Many observers are assuming that the U.S. Securities and Exchange Commission’s Regulation Best Interest proposal would be easier on life insurance agents and brokers than some states’ tough fiduciary rule, best interest and suitability measures might be.
But, in the real world, the SEC’s Regulation BI might be tougher on agents than expected, because the courts might focus purely on the text of Regulation BI itself, and ignore SEC supplementary materials that appear to soften the effects of Regulation BI, according to a lawyer who is helping state insurance regulators analyze the U.S. Securities and Exchange Commission’s Regulation Best Interest proposal.
(Related: Senate Dems Call SEC Reg BI ‘Confusing,’ Prod FINRA for Answers)
Douglas Schmidt, a partner at Husch Blackwell LLP in Kansas City, Missouri, told state insurance regulators recently, in a memorandum dated March 31, that how the courts read Regulation BI could depend on how clear, or fuzzy, they think the term “best interest” is.

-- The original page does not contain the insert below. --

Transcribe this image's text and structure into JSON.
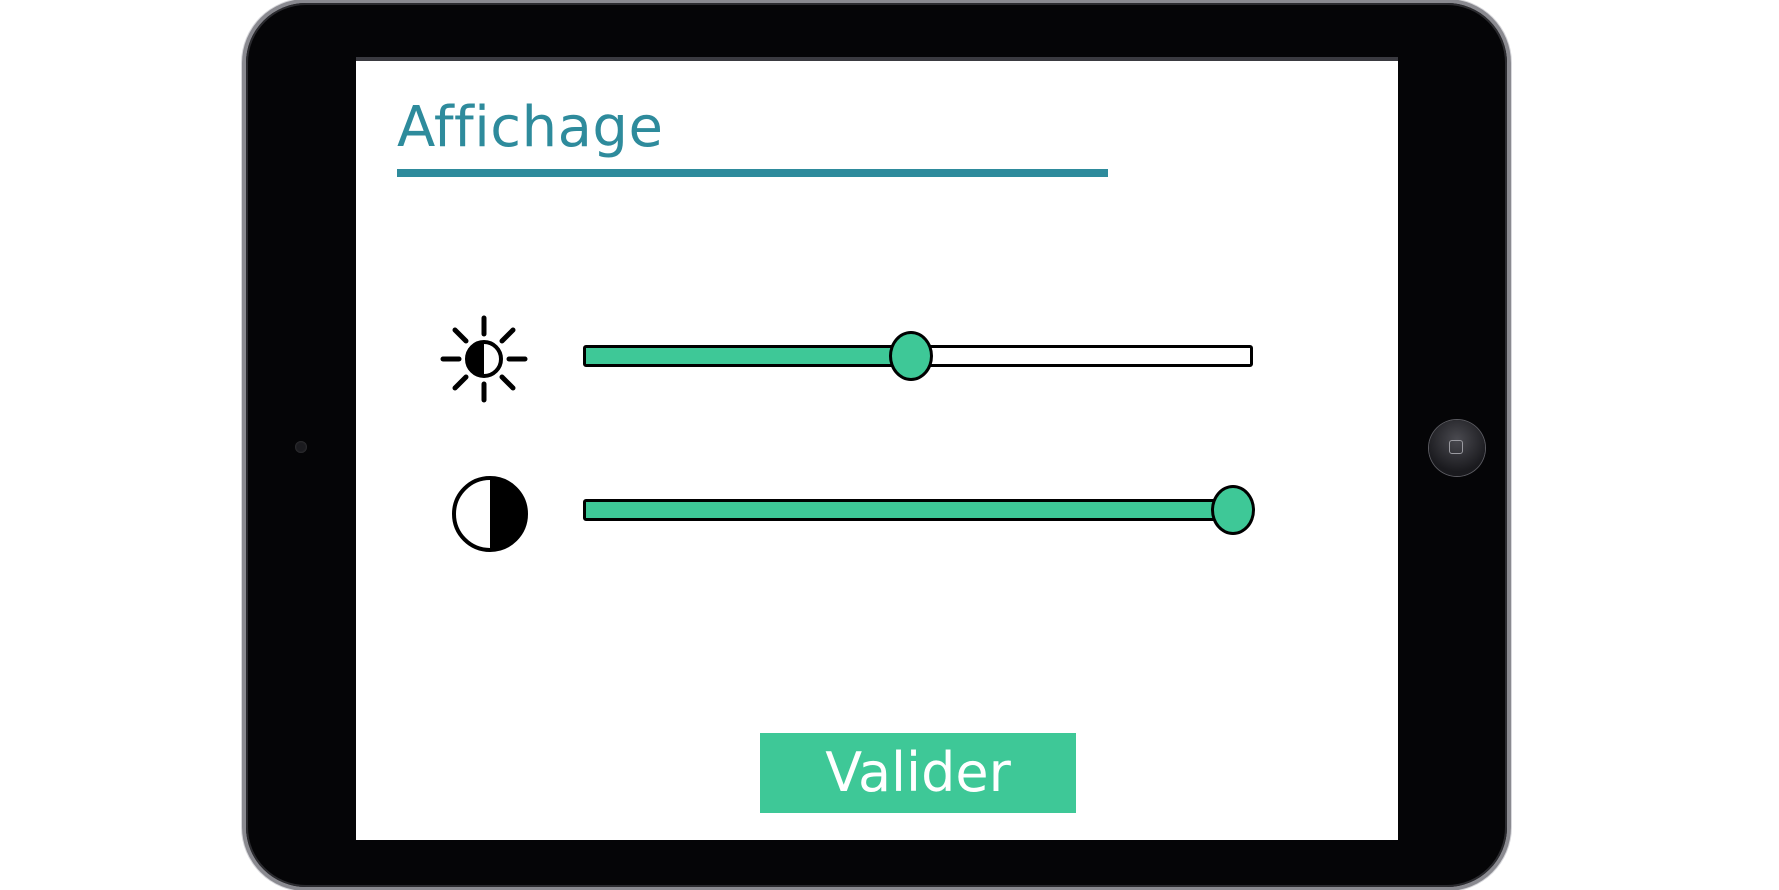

Commissions and Captive Agents
If the courts thought “best interest” was a vague term, they might use the SEC’s supplementary materials to figure out what the SEC meant, Schmidt writes in the memo, which was prepared for the National Association of Insurance Commissioners (NAIC).
SEC officials have suggested in the supplementary materials that, in the age of Regulation BI, there would not necessarily a single best product recommendation. Schmidt says.
SEC officials have also suggested in the supplementary materials that use of commission-based sales compensation arrangements, and “captive” agents, would still be possible, Schmidt says.
A captive agent can recommend only products issued by one or more specified companies.
But, Schmidt writes, if the courts believed that the term “best interest” had a “plain and ordinary” meaning, they might look solely at Regulation BI itself, without using the supplementary materials.
“In this scenario, a court may conclude that the ‘best’ recommendation really is required, regardless of the SEC’s proclamation in supplementary material that Regulation Best Interest does not require the single ‘best’ recommendation,” Schmidt writes. “The broker-dealer would be required to show it was reasonable to believe that the recommendation was best.”
Schmidt says he and Husch Blackwell colleagues believe the no-supplementary-materials scenario is a likely scenario.
“Although it is a close call, we believe that a court would hold that Regulation Best Interest as it stands today is unambiguous, and would find that the term ‘best interest’ has a plain and ordinary meaning,” Schmidt writes.
The Regulation BI Effort
The SEC has been drafting Regulation BI in an effort to address concerns about financial services products sales standards, in response to the end of the U.S. Department of Labor’s first major effort to develop a fiduciary rule standard for the sale of retirement savings products.
The SEC has not defined “best interest” in Regulation BI.
SEC officials have given some ideas about what they mean by “best interest” in the supplementary materials that go along with Regulation BI.